Hand, Meet Glove: Why We Need Both Justice and Morality

May 4, 2015 at 5:15 am Leave a comment


JusticeIt was George Washington who, in his farewell address, explained, “Of all the dispositions and habits which lead to political prosperity, religion and morality are indispensable supports.”[1] It was John Adams who, in a letter to Zabdiel Adams, said, “It is religion and morality alone, which can establish the principles upon which freedom can securely stand.”[2] It was Benjamin Franklin who, in a letter to the Abbés Chalut and Arnaud, wrote, “Only a virtuous people are capable of freedom. As nations become corrupt and vicious, they have more need of masters.”[3] The founding fathers of this country saw a rich and deep connection between morality and freedom. And rightly so. As Os Guinness points out:

Sustainable freedom depends on the character of the rulers and the ruled alike, and on the vital trust between them – both of which are far more than a matter of law. The Constitution, which is the foundational law of the land, should be supported and sustained by the faith, character and virtue of the entire citizenry, which comprises its moral constitution, or habits of the heart.[4]
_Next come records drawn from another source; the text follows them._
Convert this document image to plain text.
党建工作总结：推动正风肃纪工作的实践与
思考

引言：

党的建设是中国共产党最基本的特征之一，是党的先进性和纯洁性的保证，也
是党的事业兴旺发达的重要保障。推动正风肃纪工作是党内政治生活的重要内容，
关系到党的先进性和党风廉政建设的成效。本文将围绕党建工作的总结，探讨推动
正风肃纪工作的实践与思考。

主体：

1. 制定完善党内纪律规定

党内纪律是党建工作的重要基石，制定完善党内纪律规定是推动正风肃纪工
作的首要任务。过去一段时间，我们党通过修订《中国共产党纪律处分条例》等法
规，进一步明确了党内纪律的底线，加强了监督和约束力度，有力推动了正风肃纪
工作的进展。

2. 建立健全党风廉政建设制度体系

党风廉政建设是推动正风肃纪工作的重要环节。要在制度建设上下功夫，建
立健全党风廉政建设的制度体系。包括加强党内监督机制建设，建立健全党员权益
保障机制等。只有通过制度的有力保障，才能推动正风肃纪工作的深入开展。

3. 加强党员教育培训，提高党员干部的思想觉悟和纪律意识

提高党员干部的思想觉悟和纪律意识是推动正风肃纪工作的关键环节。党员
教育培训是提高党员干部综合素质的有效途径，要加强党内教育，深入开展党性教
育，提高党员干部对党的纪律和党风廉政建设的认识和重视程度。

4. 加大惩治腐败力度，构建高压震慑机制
A freedom that lacks morality is not a freedom that will last long. It will hemorrhage to death by the hand of its own hedonism. The founding fathers knew this.

Sadly, for all the concern that many of our founding fathers devoted to morality, ethics, and virtue, their concern did not always translate into active efforts toward justice. The failure to fight the institution of slavery and the racism behind it is just one of the many blights on this country’s history. In such instances, morality needed a push from democracy to blossom into justice, which is a sad twist of irony, considering this nation’s very charter has in its preamble its intention to “establish justice.”
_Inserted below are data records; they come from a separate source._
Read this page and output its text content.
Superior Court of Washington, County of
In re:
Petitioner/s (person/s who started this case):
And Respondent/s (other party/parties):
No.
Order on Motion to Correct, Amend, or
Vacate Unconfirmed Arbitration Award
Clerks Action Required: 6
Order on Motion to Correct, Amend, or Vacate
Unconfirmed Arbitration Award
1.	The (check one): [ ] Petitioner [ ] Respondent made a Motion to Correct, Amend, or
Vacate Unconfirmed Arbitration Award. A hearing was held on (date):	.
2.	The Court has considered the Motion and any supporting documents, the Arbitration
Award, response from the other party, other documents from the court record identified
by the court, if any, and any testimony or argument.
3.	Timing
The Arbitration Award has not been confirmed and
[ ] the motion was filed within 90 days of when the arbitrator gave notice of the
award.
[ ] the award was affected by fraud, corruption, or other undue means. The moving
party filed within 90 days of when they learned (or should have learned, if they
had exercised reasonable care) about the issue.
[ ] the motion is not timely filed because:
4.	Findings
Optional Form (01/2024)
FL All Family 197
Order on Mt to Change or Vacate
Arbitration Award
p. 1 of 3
The tragic reality is that our treatment of morality and justice has been and continues to be deeply schizophrenic. We persistently seek to separate one from the other. The philosophical and, for that matter, theological reality, however, is that morality and justice are inextricable concomitants of each other. This is why, in Scripture, we are treated both to warnings against those who “pervert the grace of our God into a license for immorality” (Jude 4) and to warnings against those who “devise injustice, and … mete out violence on the earth” (Psalm 58:2). Morality and justice go together.
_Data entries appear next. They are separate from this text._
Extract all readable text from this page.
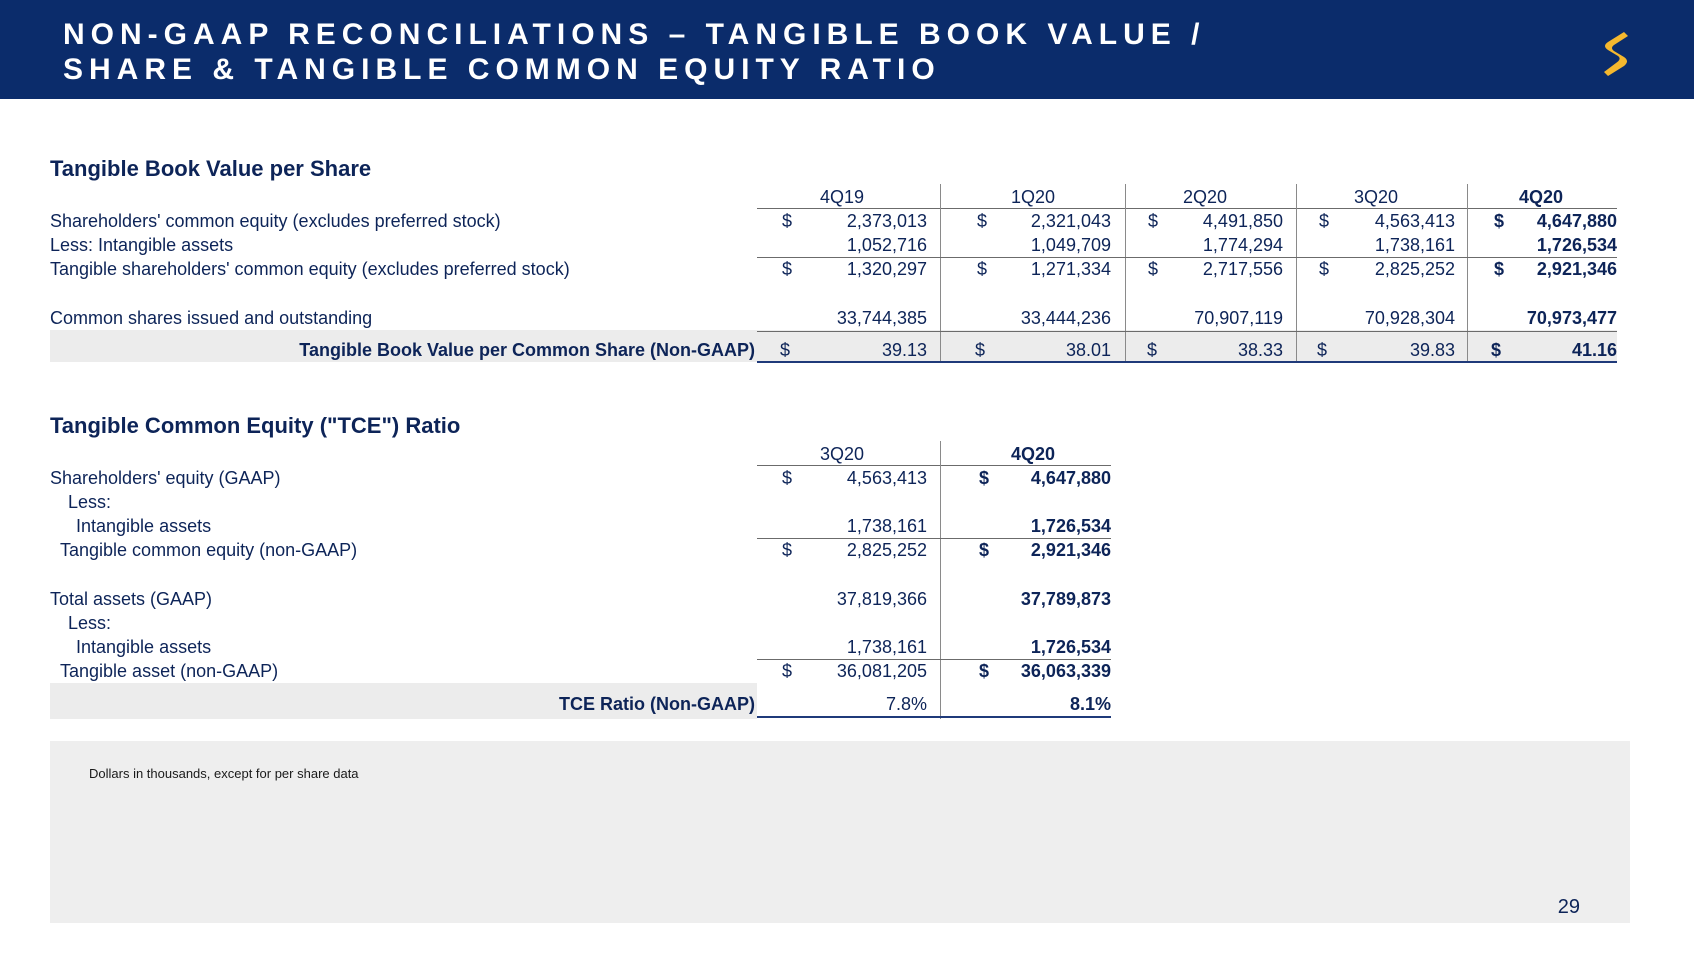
NON-GAAP RECONCILIATIONS – TANGIBLE BOOK VALUE /
SHARE & TANGIBLE COMMON EQUITY RATIO
Tangible Book Value per Share
4Q19	1Q20	2Q20	3Q20	4Q20
Shareholders' common equity (excludes preferred stock)	$	2,373,013	$	2,321,043 $	4,491,850 $	4,563,413 $	4,647,880
Less: Intangible assets	1,052,716	1,049,709	1,774,294	1,738,161	1,726,534
Tangible shareholders' common equity (excludes preferred stock)	$	1,320,297	$	1,271,334 $	2,717,556 $	2,825,252 $	2,921,346
Common shares issued and outstanding	33,744,385	33,444,236	70,907,119	70,928,304	70,973,477
Tangible Book Value per Common Share (Non-GAAP) $	39.13	$	38.01 $	38.33 $	39.83 $	41.16
Tangible Common Equity ("TCE") Ratio
3Q20	4Q20
Shareholders' equity (GAAP)	$	4,563,413	$	4,647,880
Less:
Intangible assets	1,738,161	1,726,534
Tangible common equity (non-GAAP)	$	2,825,252	$	2,921,346
Total assets (GAAP)	37,819,366	37,789,873
Less:
Intangible assets	1,738,161	1,726,534
Tangible asset (non-GAAP)	$	36,081,205	$	36,063,339
TCE Ratio (Non-GAAP)	7.8%	8.1%
Dollars in thousands, except for per share data
29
Currently, I am concerned that, just as in the earlier days of our nation many preached a morality without justice, we have now moved into a time where many are preach justice while eschewing any steadying moral tiller. For instance, the sexual revolution, culminating in the legalization of abortion in 1973, was hailed by proponents as part of an inexorable march of justice toward freedom. No longer could people be told what to do in their bedrooms or with their bodies! The dragon of old-fashioned, constrictive sexual morality and its connection to marriage had finally been slain and severed. What happened? Those in economically depressed areas of this country found themselves economically oppressed by a new set of sexual freedoms as they had lots of children born outside of old-fashioned, constrictive marriages and, it turns out, born outside of the economic stability these old-fashioned, constrictive marriages afforded. Not even legalized abortion could stem the tide of out-of-wedlock births. It seems as though sexual justice, when ripped from its moorings of sexual morality, only boomeranged back to further perpetuate another kind of injustice – that of economic injustice.

Before we clamor for justice, we should always ask, “Is this justice moral?” And before we pontificate on morality, we should always ask, “Am I willing to turn my moral words into just actions?” Both are needed. Both are Scriptural. But neither are easy. And in a socio-political system where we all too often look for easy, or at least broadly palatable, answers to our society’s most difficult challenges, I’m afraid the hard hurdle of both justice and morality is one few are willing to try to jump.

___________________________________

[1] George Washington, Farewell Address (1796).

[2] John Adams, Letter to Zabdiel Adams (6.21.1776).

[3] Benjamin Franklin, Letter to the Abbés Chalut and Arnaud (4.17.1787).

[4] Os Guinness, A Free People’s Suicide: Sustainable Freedom and the American Future (Downer’s Grove: InterVarsity Press, 2012), 99.